Rheinische Post - Mönchengladbach and Korschenbroich
Wenn der Computer das Urteil spricht
Die Digitalisierung verändert die Arbeit von Juristen. In den USA hilft Künstliche Intelligenz bereits bei Gerichtsurteilen, in Düsseldorf erstmal bei Verträgen.
DÜSSELDORF
Wenn es in seinem alten Leben Dinge zu erledigen gab, konnte sich Pascal Kokken auf menschliche Unterstützung verlassen. „Ich war vorher als Anwalt tätig. Dort haben die Rechtsanwaltsfachangestellten Arbeit abgefangen“, sagt Kokken. Inzwischen leitet der Jurist die Stabsstelle Recht & Compliance beim Landesverband Nordrhein des Deutschen Roten Kreuzes. Rechtsanwaltsfachangestellte helfen ihm da nicht mehr. „Das alles gibt es hier aus Kostengründen nicht“, sagt Kokken: „Also muss ich kreativ nach anderen Lösungen suchen.“
Beim DRK Nordrhein setzen sie daher seit einigen Monaten unter anderem auf Technologie des Ratinger Unternehmens Incodis – denn an Arbeit mangelt es Kokken nicht. Allein im Landesverband Nordrhein gibt es 29 Kreis- und 131 Ortsvereine. „Jede Einheit ist rechtlich selbstständig, gründet teilweise Tochtergesellschaften, ist in der Pflege aktiv, kauft Autos oder eventuell sogar Betriebsteile, etwa an Pflegeheimen“, sagt Kokken: „So entstehen erhebliche Risikoherde, die rechtlich bisher innerhalb des Roten Kreuzes kaum aufgefangen werden konnten.“
Wenn es um die Digitalisierung geht, gibt es immer wieder Befürchtungen, dass der Mensch durch Technologie ersetzt wird. Das gilt auch für Anwaltskanzleien, Rechtsabteilungen, die Justiz. Denn auch hier sorgt der technische Fortschritt für Veränderungen – wie etwa Portale wie Flightright oder Wenigermiete zeigen, die weitgehend automatisiert Ansprüche von Betroffenen prüfen und durchsetzen.

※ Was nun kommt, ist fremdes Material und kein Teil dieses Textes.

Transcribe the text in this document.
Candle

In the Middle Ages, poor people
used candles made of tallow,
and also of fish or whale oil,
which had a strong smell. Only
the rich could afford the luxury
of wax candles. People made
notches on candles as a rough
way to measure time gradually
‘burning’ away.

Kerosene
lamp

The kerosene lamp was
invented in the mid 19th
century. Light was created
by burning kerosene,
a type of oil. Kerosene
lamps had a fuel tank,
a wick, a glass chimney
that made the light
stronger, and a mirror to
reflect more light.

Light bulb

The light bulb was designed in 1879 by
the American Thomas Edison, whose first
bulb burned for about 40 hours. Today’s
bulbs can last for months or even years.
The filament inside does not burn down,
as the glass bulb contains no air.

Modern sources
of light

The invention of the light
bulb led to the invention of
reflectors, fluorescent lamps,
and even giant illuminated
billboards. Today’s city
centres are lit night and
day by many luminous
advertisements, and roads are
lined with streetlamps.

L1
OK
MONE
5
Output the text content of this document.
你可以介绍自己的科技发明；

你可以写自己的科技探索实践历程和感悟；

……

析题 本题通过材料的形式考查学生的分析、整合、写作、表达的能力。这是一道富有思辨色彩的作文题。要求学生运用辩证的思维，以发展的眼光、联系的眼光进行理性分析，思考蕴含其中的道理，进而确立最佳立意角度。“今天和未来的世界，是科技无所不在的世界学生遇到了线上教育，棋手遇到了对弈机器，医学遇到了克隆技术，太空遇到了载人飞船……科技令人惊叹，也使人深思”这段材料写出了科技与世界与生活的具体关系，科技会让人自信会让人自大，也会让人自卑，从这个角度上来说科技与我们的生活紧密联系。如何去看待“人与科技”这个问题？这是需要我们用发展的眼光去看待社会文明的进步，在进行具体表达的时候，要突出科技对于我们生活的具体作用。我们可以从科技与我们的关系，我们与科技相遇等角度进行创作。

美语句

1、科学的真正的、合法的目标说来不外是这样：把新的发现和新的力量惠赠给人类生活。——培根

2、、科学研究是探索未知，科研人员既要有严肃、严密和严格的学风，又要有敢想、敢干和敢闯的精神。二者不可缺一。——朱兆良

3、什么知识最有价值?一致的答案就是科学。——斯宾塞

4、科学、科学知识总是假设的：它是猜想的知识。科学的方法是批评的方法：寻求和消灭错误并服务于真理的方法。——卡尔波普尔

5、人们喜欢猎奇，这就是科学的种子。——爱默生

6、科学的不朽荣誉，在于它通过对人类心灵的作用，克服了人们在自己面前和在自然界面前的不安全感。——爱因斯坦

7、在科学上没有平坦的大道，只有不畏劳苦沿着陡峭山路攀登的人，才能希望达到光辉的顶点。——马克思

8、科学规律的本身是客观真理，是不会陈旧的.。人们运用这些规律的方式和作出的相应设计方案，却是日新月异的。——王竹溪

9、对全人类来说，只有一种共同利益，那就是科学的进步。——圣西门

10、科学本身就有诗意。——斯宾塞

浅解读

Auch beim DRK Nordrhein profitieren sie inzwischen von der Standardisierung.
„Wir setzen nun auf eine technische Lösung im Vertragsmanagement“, sagt Kokken. Im Grunde handele es sich um eine riesige Datenbank, auf die alle Kreisverbände Zugriff hätten. Verträge für einen Platz im Kindergarten oder im Pflegeheim müssen so nicht von jedem Ortsverein neu gemacht werden, sondern werden zentral verwaltet und bei Bedarf aktualisiert. „Wir haben dadurch eine fast 100-prozentige Sicherheit, dass alle neuen Verträge auf dem aktuellen Stand sind“, sagt Kokken.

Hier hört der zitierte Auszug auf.